Ficino traduziu do Grego para o latim o Poimandres, manuscrito atribuído a Hermes Trimegisto. Obra de grande importância, pois supunha para ele o Cosme de Médici que as principais tendências da cultura européia, a filosofia grega e a religião judaico-cristã, tinham como fonte última Hermes (ou Thot, como o conheciam no Egito). Ficino pensava que Hermes havia instruído não só a Moisés, mas também a Orfeu, que por sua vez havia inspirado uma linhagem de filósofos, incluindo Pitágoras e culminando com Platão. Ante a divisão entre a filosofia e a religião que caracterizou grande parte da Idade Média, Ficino escreveu, sem temor de contradição, que “a legítima filosofia não é diferente da verdadeira religião, e que a legítima religião é o mesmo que a verdadeira filosofia”.

Exteriormente, a vida de Ficino não foi muito acidentada e apenas saiu de Florença. Contudo, sua vida interior era muito ativa. Não contente em traduzir todos os Diálogos de Platão e escrever comentários sobre eles, começou a traduzir e comentar os principais filósofos neoplatônicos também, incluindo Plotino, Jamblico, Porfírio, Proclo e Psellus.

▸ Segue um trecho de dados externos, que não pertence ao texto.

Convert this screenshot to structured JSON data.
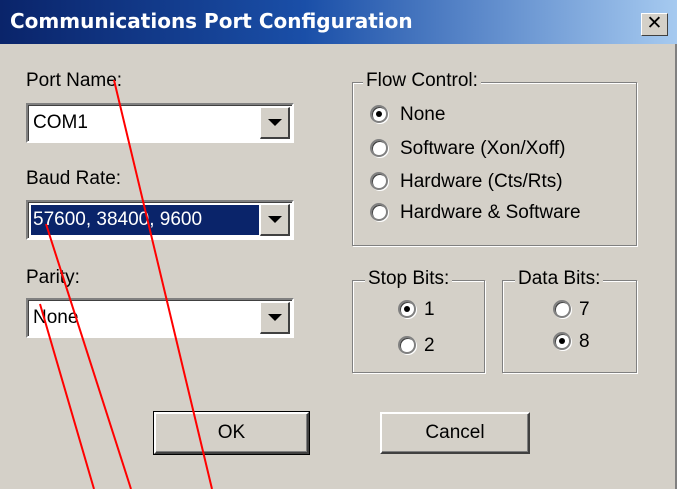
{
  "window": {
    "title": "Communications Port Configuration",
    "close_glyph": "✕"
  },
  "port_name": {
    "label": "Port Name:",
    "value": "COM1"
  },
  "baud_rate": {
    "label": "Baud Rate:",
    "value": "57600, 38400, 9600"
  },
  "parity": {
    "label": "Parity:",
    "value": "None"
  },
  "flow_control": {
    "legend": "Flow Control:",
    "options": [
      {
        "label": "None",
        "checked": true
      },
      {
        "label": "Software (Xon/Xoff)",
        "checked": false
      },
      {
        "label": "Hardware (Cts/Rts)",
        "checked": false
      },
      {
        "label": "Hardware & Software",
        "checked": false
      }
    ]
  },
  "stop_bits": {
    "legend": "Stop Bits:",
    "options": [
      {
        "label": "1",
        "checked": true
      },
      {
        "label": "2",
        "checked": false
      }
    ]
  },
  "data_bits": {
    "legend": "Data Bits:",
    "options": [
      {
        "label": "7",
        "checked": false
      },
      {
        "label": "8",
        "checked": true
      }
    ]
  },
  "buttons": {
    "ok": "OK",
    "cancel": "Cancel"
  },
  "colors": {
    "title_bar": "#0a246a",
    "dialog_bg": "#d4d0c8",
    "annotation_line": "#ff0000"
  }
}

Duas de suas obras importantes foram a Teologia Platônica e a Religião Cristã, onde expôs sua idéia de reconciliação da filosofia de Platão com a religião Cristã. Mas sua visão de unidade era muito mais ampla: considerava todo o universo como uma manifestação do Uno, do Bem, de Deus. Para ele esta era a única realidade. Como músico, seu objetivo era elevar a alma mediante a beleza dos sons, no qual era verdadeiramente efetivo. Interpretando os Hinos de Orfeu com a lira encantava sempre seus ouvintes e lhes aportava os elementos anímicos de que necessitavam: força, valor, serenidade, etc.

Em 1473 foi ordenado sacerdote. Mas era tão profunda sua admiração por Platão que propôs firmemente que o filósofo grego deveria ser lido nas igrejas.

Considerava a ressurreição do Platonismo uma verdadeira intervenção da Divina Providência, já que o mestre grego ensinava a não cair nas causas imediatas, e sim elevar-se à primeira fonte, Deus.

É conhecido o grande amor que sentia por seus compatriotas florentinos e o amor que estes teriam por ele, e até pouco antes de sua morte, em um de outubro de 1499, gostava de caminhar por Florença, como Sócrates em Atenas, conversando com os jovens, que ficavam fascinados com seus ensinamentos.

A leitura de Ficino é um convite a voltar a considerar aquelas áreas de nossa vida que temos descuidado; como essas palavras que recolhemos de sua carta 19: “Só posso considerar como o mais insensato dos atos o que muita gente com grande diligência alimenta uma besta, isto é, seu corpo, um animal selvagem, cruel, e perigoso; mas permitem eles mesmos, isto é, a alma, a morrer de inércia”.